Again, about Carly Fiorina, you have to understand the extent to which she was really despised at Hewlett Packard, and of course she got forced out in the end. She was a kind of "Lord of Misrule" figure.


Jonathan Dresner - 9/29/2005

Well, I never did, and I've had several students successfully go on to Law School, but there are an awful lot of non-History pre-Law students out there these days.

There's an awful lot of history in political science (at least there should be); I don't know enough about Kissinger to say whether his early interest was in diplomacy (in which case he'd probably have picked polisci) or in history.

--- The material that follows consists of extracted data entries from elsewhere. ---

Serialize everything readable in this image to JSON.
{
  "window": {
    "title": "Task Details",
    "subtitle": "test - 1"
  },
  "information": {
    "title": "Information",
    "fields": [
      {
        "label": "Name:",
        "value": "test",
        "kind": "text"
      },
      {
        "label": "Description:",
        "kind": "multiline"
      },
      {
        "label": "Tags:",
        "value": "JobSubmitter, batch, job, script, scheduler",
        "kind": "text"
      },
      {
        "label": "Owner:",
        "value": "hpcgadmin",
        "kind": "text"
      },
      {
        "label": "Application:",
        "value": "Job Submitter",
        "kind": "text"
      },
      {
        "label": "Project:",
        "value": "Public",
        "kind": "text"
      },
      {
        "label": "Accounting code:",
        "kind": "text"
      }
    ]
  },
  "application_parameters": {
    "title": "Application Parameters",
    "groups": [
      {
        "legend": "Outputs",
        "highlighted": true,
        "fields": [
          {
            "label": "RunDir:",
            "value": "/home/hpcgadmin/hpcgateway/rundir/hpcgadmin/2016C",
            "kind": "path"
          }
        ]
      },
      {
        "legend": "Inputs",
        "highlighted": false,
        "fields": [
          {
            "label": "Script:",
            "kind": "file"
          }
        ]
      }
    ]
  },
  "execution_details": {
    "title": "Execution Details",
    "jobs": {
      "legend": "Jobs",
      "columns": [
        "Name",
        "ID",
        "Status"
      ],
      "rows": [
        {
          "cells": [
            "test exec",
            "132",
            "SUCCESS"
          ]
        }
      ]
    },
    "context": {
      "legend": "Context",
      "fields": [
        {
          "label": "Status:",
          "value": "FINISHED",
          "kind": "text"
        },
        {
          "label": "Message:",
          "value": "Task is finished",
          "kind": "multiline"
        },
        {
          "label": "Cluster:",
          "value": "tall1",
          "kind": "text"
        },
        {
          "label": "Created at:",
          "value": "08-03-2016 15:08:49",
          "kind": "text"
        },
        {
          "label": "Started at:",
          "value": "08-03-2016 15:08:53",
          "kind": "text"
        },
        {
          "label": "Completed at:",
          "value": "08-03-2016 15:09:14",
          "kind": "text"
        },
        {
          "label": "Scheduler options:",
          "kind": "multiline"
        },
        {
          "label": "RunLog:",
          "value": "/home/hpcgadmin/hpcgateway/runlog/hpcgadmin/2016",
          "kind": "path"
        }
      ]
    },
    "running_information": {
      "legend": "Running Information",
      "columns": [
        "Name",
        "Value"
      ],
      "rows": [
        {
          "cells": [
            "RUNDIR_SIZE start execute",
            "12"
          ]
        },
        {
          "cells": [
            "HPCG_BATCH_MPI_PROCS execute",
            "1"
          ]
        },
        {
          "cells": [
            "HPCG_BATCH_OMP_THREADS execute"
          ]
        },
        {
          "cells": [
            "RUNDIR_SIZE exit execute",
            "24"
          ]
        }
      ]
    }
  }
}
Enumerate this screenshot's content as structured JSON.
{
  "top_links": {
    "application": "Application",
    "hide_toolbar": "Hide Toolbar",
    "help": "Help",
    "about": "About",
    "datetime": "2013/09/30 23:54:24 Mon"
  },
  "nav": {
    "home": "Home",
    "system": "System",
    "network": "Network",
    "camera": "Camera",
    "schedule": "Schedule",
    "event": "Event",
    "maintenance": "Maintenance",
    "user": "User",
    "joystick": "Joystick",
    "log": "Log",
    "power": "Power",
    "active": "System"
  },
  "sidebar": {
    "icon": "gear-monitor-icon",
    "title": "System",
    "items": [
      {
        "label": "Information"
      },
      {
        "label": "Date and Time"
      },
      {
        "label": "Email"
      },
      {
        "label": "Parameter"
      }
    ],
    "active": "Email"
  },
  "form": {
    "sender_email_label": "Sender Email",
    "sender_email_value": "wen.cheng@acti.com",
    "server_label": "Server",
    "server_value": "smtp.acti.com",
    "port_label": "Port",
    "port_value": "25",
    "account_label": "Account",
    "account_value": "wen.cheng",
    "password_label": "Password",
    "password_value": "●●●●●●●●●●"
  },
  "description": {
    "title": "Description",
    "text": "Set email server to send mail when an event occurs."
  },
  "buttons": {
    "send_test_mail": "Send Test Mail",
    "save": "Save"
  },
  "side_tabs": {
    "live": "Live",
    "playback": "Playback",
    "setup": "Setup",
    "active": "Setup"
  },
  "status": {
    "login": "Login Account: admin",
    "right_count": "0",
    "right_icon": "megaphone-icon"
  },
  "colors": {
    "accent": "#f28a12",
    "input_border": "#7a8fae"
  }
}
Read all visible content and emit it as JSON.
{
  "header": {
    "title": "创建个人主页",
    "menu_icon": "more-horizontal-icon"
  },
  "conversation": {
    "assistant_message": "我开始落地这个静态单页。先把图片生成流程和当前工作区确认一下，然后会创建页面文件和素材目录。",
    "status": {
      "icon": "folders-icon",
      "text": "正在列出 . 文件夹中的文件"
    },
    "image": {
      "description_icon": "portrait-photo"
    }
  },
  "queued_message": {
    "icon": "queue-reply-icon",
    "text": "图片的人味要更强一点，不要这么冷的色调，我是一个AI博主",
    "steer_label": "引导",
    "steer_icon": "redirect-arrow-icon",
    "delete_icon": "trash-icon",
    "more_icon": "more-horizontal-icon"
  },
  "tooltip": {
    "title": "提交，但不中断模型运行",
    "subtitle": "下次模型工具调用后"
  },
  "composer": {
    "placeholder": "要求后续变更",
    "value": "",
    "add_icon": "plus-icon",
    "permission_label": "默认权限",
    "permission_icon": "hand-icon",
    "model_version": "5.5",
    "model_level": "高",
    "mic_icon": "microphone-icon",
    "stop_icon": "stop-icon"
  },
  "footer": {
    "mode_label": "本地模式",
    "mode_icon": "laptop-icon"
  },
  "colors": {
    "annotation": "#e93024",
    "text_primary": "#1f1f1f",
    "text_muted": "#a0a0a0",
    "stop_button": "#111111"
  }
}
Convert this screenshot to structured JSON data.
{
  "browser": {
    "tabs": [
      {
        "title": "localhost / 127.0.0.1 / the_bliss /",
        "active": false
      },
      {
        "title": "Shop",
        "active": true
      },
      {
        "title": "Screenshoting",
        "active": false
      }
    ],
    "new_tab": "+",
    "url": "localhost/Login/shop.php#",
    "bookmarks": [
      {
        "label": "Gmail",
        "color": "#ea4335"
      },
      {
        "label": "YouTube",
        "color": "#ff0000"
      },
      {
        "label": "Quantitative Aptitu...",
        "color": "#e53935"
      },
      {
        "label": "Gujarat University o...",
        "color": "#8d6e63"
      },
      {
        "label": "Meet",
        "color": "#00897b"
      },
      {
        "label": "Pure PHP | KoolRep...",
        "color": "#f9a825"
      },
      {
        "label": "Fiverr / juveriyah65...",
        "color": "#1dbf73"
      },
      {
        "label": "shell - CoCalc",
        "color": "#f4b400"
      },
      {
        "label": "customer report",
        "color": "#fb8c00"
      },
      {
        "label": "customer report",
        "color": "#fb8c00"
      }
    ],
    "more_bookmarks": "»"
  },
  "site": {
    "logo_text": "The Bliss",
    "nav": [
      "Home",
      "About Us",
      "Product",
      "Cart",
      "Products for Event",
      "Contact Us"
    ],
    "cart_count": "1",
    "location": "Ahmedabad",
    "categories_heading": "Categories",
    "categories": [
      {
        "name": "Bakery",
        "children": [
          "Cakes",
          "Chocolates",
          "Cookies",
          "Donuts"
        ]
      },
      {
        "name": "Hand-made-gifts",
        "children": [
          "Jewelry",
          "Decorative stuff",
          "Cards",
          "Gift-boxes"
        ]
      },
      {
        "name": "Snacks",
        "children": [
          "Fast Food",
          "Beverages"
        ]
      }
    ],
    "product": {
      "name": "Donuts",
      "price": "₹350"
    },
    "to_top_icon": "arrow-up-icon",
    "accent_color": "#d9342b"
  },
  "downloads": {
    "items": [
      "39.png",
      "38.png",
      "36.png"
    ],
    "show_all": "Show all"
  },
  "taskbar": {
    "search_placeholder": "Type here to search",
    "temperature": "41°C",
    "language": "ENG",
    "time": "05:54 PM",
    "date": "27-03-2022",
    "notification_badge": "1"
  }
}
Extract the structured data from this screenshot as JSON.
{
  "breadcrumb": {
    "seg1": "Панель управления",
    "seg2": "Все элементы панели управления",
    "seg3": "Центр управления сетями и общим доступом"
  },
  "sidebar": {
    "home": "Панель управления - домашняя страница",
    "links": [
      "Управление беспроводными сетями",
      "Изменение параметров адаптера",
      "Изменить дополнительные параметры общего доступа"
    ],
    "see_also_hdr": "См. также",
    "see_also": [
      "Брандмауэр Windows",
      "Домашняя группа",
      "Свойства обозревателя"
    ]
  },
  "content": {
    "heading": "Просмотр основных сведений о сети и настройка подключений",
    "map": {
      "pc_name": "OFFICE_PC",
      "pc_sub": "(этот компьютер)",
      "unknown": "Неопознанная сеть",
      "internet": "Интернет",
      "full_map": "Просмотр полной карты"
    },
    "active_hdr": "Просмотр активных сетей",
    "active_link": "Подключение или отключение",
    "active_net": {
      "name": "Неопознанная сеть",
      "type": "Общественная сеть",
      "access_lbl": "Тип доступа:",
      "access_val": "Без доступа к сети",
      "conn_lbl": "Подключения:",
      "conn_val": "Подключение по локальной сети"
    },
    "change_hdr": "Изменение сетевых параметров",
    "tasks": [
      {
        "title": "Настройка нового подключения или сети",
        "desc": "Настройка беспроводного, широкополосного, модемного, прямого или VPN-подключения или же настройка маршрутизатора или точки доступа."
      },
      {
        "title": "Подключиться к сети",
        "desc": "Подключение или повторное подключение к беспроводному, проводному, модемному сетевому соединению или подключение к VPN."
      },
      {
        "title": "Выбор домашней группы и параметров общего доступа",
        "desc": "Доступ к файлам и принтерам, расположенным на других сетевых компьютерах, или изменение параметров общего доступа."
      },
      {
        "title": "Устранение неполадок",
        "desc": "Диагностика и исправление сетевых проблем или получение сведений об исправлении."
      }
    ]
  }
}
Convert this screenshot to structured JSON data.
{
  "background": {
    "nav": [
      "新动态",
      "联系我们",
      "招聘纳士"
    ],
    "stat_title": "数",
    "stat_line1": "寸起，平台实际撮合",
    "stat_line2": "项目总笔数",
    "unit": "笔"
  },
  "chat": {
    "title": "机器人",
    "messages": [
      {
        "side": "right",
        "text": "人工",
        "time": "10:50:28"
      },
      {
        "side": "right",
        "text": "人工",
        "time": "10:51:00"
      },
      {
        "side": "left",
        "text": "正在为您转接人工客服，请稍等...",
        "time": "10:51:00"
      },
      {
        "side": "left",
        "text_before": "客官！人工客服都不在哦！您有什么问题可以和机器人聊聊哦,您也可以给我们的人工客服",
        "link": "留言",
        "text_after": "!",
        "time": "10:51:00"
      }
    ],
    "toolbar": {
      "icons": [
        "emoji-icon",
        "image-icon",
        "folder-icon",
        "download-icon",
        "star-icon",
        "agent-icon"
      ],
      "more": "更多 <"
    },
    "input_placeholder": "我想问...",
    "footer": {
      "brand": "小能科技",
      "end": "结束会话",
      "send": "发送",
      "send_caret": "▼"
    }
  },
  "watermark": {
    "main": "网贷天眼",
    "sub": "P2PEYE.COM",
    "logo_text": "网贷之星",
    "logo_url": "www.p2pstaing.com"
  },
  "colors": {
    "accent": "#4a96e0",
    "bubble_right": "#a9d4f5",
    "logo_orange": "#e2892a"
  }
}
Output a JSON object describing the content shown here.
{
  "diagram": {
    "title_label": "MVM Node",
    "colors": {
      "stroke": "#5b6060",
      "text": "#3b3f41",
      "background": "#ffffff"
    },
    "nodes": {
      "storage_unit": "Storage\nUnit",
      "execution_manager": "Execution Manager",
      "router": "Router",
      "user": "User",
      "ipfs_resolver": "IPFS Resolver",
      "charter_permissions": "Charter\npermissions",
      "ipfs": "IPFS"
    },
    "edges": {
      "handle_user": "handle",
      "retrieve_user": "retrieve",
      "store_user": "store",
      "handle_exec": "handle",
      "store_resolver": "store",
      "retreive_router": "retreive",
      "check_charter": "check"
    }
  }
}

But in terms of reasoning backwards, most of the people you cite didn't spend an awful lot of time as historians outside of their undergraduate careers, and their uses of history were more consistent with the social science disciplines which are now separate.


Ralph E. Luker - 9/29/2005

But you're reasoning from subsequent careers back to what would have been, if ... Kissinger's dissertation was a solid European diplomatic history topic and when did we give up the claim that history is the obvious pre-law major?


Jonathan Dresner - 9/29/2005

I think we need to distinguish, at least somewhat, between more recent and older examples. Some of the earlier folks on your list would probably have majored in PoliSci (Kissinger) or pre-Law (Scalia) if such a major had existed earlier in the last century.